No whit she smiled, but answered. "Indeed thou sayst the thing:
Such a wealth I had in my storehouse that I feared the Kings of men."

He said: "Yet for nought didst thou hide thee; had I known of the matter then,
As the daughter of my father had I held thee in good sooth,
For dear to mine eyes wert thou waxen, and my heart of thy woe was ruth.
But now shall I deal with thee better than thy dealings to me have been:
For my wife I will bid thee to be, and the people's very queen."

She said: "When the son of King Sigmund is brought forth to the light of day
And the world a man hath gotten, thy will shall I nought gainsay.
And I thank thee for thy goodness, and I know the love of thine heart;
And I see thy goodly kingdom, thy country set apart,
With the day of peace begirdled from the change and the battle's wrack;
'Tis enough, and more than enough since none prayeth the past aback."

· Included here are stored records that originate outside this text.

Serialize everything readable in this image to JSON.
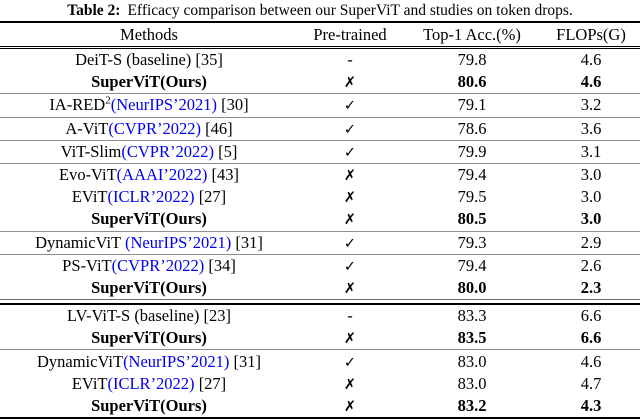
{
  "caption": {
    "label": "Table 2:",
    "text": "Efficacy comparison between our SuperViT and studies on token drops."
  },
  "colors": {
    "link_blue": "#0000EE",
    "text": "#000000",
    "thin_rule": "#8d8d8d"
  },
  "icons": {
    "check": "✓",
    "cross": "✗",
    "dash": "-"
  },
  "table": {
    "headers": [
      "Methods",
      "Pre-trained",
      "Top-1 Acc.(%)",
      "FLOPs(G)"
    ],
    "rows": [
      {
        "method": "DeiT-S (baseline)",
        "sup": "",
        "venue": "",
        "ref": " [35]",
        "pretrained": "-",
        "top1": "79.8",
        "flops": "4.6",
        "bold": false,
        "sep_after": "none"
      },
      {
        "method": "SuperViT(Ours)",
        "sup": "",
        "venue": "",
        "ref": "",
        "pretrained": "✗",
        "top1": "80.6",
        "flops": "4.6",
        "bold": true,
        "sep_after": "thin"
      },
      {
        "method": "IA-RED",
        "sup": "2",
        "venue": "(NeurIPS’2021)",
        "ref": " [30]",
        "pretrained": "✓",
        "top1": "79.1",
        "flops": "3.2",
        "bold": false,
        "sep_after": "thin"
      },
      {
        "method": "A-ViT",
        "sup": "",
        "venue": "(CVPR’2022)",
        "ref": " [46]",
        "pretrained": "✓",
        "top1": "78.6",
        "flops": "3.6",
        "bold": false,
        "sep_after": "thin"
      },
      {
        "method": "ViT-Slim",
        "sup": "",
        "venue": "(CVPR’2022)",
        "ref": " [5]",
        "pretrained": "✓",
        "top1": "79.9",
        "flops": "3.1",
        "bold": false,
        "sep_after": "thin"
      },
      {
        "method": "Evo-ViT",
        "sup": "",
        "venue": "(AAAI’2022)",
        "ref": " [43]",
        "pretrained": "✗",
        "top1": "79.4",
        "flops": "3.0",
        "bold": false,
        "sep_after": "none"
      },
      {
        "method": "EViT",
        "sup": "",
        "venue": "(ICLR’2022)",
        "ref": " [27]",
        "pretrained": "✗",
        "top1": "79.5",
        "flops": "3.0",
        "bold": false,
        "sep_after": "none"
      },
      {
        "method": "SuperViT(Ours)",
        "sup": "",
        "venue": "",
        "ref": "",
        "pretrained": "✗",
        "top1": "80.5",
        "flops": "3.0",
        "bold": true,
        "sep_after": "thin"
      },
      {
        "method": "DynamicViT ",
        "sup": "",
        "venue": "(NeurIPS’2021)",
        "ref": " [31]",
        "pretrained": "✓",
        "top1": "79.3",
        "flops": "2.9",
        "bold": false,
        "sep_after": "thin"
      },
      {
        "method": "PS-ViT",
        "sup": "",
        "venue": "(CVPR’2022)",
        "ref": " [34]",
        "pretrained": "✓",
        "top1": "79.4",
        "flops": "2.6",
        "bold": false,
        "sep_after": "none"
      },
      {
        "method": "SuperViT(Ours)",
        "sup": "",
        "venue": "",
        "ref": "",
        "pretrained": "✗",
        "top1": "80.0",
        "flops": "2.3",
        "bold": true,
        "sep_after": "double"
      },
      {
        "method": "LV-ViT-S (baseline)",
        "sup": "",
        "venue": "",
        "ref": " [23]",
        "pretrained": "-",
        "top1": "83.3",
        "flops": "6.6",
        "bold": false,
        "sep_after": "none"
      },
      {
        "method": "SuperViT(Ours)",
        "sup": "",
        "venue": "",
        "ref": "",
        "pretrained": "✗",
        "top1": "83.5",
        "flops": "6.6",
        "bold": true,
        "sep_after": "thin"
      },
      {
        "method": "DynamicViT",
        "sup": "",
        "venue": "(NeurIPS’2021)",
        "ref": " [31]",
        "pretrained": "✓",
        "top1": "83.0",
        "flops": "4.6",
        "bold": false,
        "sep_after": "none"
      },
      {
        "method": "EViT",
        "sup": "",
        "venue": "(ICLR’2022)",
        "ref": " [27]",
        "pretrained": "✗",
        "top1": "83.0",
        "flops": "4.7",
        "bold": false,
        "sep_after": "none"
      },
      {
        "method": "SuperViT(Ours)",
        "sup": "",
        "venue": "",
        "ref": "",
        "pretrained": "✗",
        "top1": "83.2",
        "flops": "4.3",
        "bold": true,
        "sep_after": "bottom"
      }
    ]
  }
}
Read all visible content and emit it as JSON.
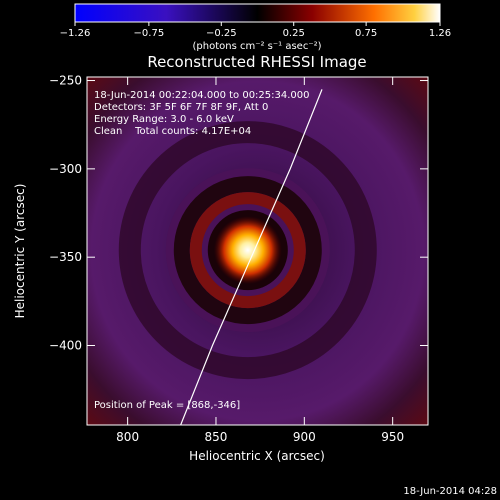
{
  "chart_data": {
    "type": "heatmap",
    "title": "Reconstructed RHESSI Image",
    "xlabel": "Heliocentric X (arcsec)",
    "ylabel": "Heliocentric Y (arcsec)",
    "xlim": [
      777,
      970
    ],
    "ylim": [
      -445,
      -248
    ],
    "x_ticks": [
      800,
      850,
      900,
      950
    ],
    "x_tick_labels": [
      "800",
      "850",
      "900",
      "950"
    ],
    "y_ticks": [
      -250,
      -300,
      -350,
      -400
    ],
    "y_tick_labels": [
      "−250",
      "−300",
      "−350",
      "−400"
    ],
    "colorbar": {
      "range": [
        -1.26,
        1.26
      ],
      "ticks": [
        -1.26,
        -0.75,
        -0.25,
        0.25,
        0.75,
        1.26
      ],
      "tick_labels": [
        "−1.26",
        "−0.75",
        "−0.25",
        "0.25",
        "0.75",
        "1.26"
      ],
      "unit_label": "(photons cm⁻² s⁻¹ asec⁻²)"
    },
    "annotations": [
      "18-Jun-2014 00:22:04.000 to 00:25:34.000",
      "Detectors: 3F 5F 6F 7F 8F 9F, Att 0",
      "Energy Range: 3.0 - 6.0 keV",
      "Clean    Total counts: 4.17E+04"
    ],
    "peak_text": "Position of Peak = [868,-346]",
    "peak": {
      "x": 868,
      "y": -346,
      "value": 1.26
    },
    "limb_curve": [
      [
        830,
        -445
      ],
      [
        848,
        -400
      ],
      [
        870,
        -350
      ],
      [
        892,
        -300
      ],
      [
        910,
        -255
      ]
    ],
    "grid": false
  },
  "footer": {
    "timestamp": "18-Jun-2014 04:28"
  },
  "colors": {
    "background": "#000000",
    "text": "#ffffff",
    "limb": "#ffffff"
  }
}
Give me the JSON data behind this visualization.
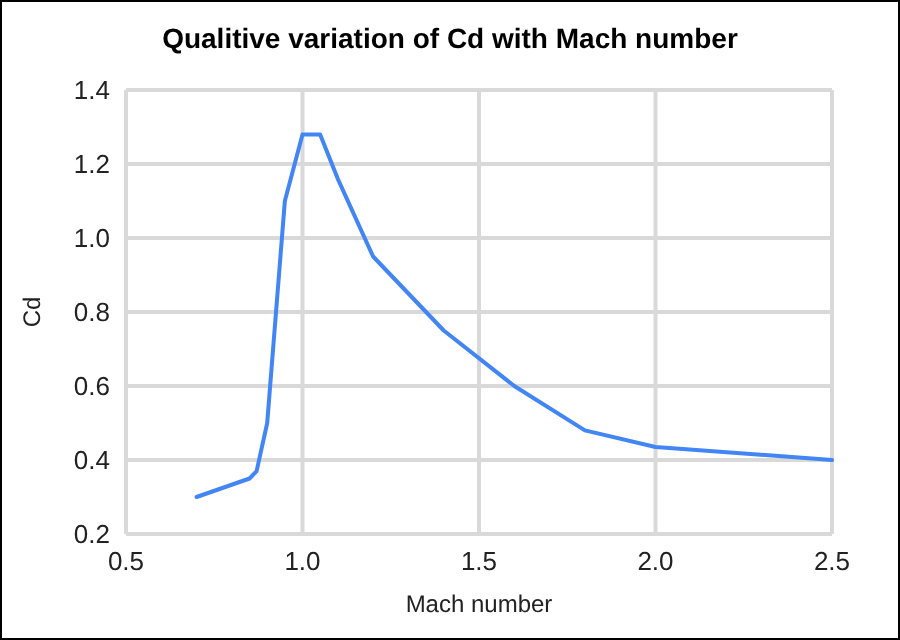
{
  "chart_data": {
    "type": "line",
    "title": "Qualitive variation of Cd with Mach number",
    "xlabel": "Mach number",
    "ylabel": "Cd",
    "x": [
      0.7,
      0.85,
      0.87,
      0.9,
      0.95,
      1.0,
      1.05,
      1.1,
      1.2,
      1.4,
      1.6,
      1.8,
      2.0,
      2.5
    ],
    "series": [
      {
        "color": "#4285f4",
        "values": [
          0.3,
          0.35,
          0.37,
          0.5,
          1.1,
          1.28,
          1.28,
          1.16,
          0.95,
          0.75,
          0.6,
          0.48,
          0.435,
          0.4
        ]
      }
    ],
    "xlim": [
      0.5,
      2.5
    ],
    "xticks": [
      {
        "value": 0.5,
        "label": "0.5"
      },
      {
        "value": 1,
        "label": "1.0"
      },
      {
        "value": 1.5,
        "label": "1.5"
      },
      {
        "value": 2,
        "label": "2.0"
      },
      {
        "value": 2.5,
        "label": "2.5"
      }
    ],
    "ylim": [
      0.2,
      1.4
    ],
    "yticks": [
      {
        "value": 0.2,
        "label": "0.2"
      },
      {
        "value": 0.4,
        "label": "0.4"
      },
      {
        "value": 0.6,
        "label": "0.6"
      },
      {
        "value": 0.8,
        "label": "0.8"
      },
      {
        "value": 1,
        "label": "1.0"
      },
      {
        "value": 1.2,
        "label": "1.2"
      },
      {
        "value": 1.4,
        "label": "1.4"
      }
    ],
    "grid": true,
    "marker": "none",
    "line_style": "solid"
  }
}
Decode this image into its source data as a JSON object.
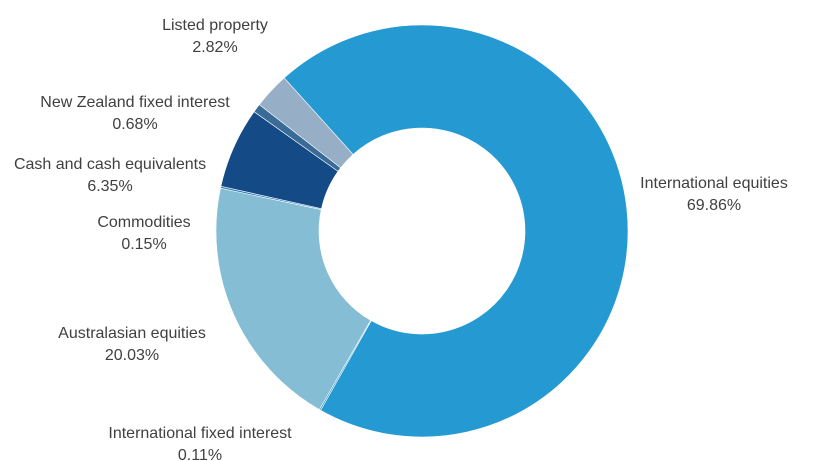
{
  "chart_data": {
    "type": "pie",
    "subtype": "donut",
    "title": "",
    "legend": "none",
    "categories": [
      "International equities",
      "International fixed interest",
      "Australasian equities",
      "Commodities",
      "Cash and cash equivalents",
      "New Zealand fixed interest",
      "Listed property"
    ],
    "values": [
      69.86,
      0.11,
      20.03,
      0.15,
      6.35,
      0.68,
      2.82
    ],
    "value_labels": [
      "69.86%",
      "0.11%",
      "20.03%",
      "0.15%",
      "6.35%",
      "0.68%",
      "2.82%"
    ],
    "colors": [
      "#2599D1",
      "#1E8AC0",
      "#85BDD4",
      "#2E7BB4",
      "#144B86",
      "#3A6A96",
      "#96AFC6"
    ]
  }
}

Then the King is fain and merry, and he deems his errand sped,
And that night she sits on the high-seat with the crown on her shapely head:
And amidst the song and the joyance, and the sound of the people's praise,
She things of the days that have been, and she dreams of the coming days.

So passeth the summer season, and the harvest of the year,
And the latter days of the winter on toward the springtide wear.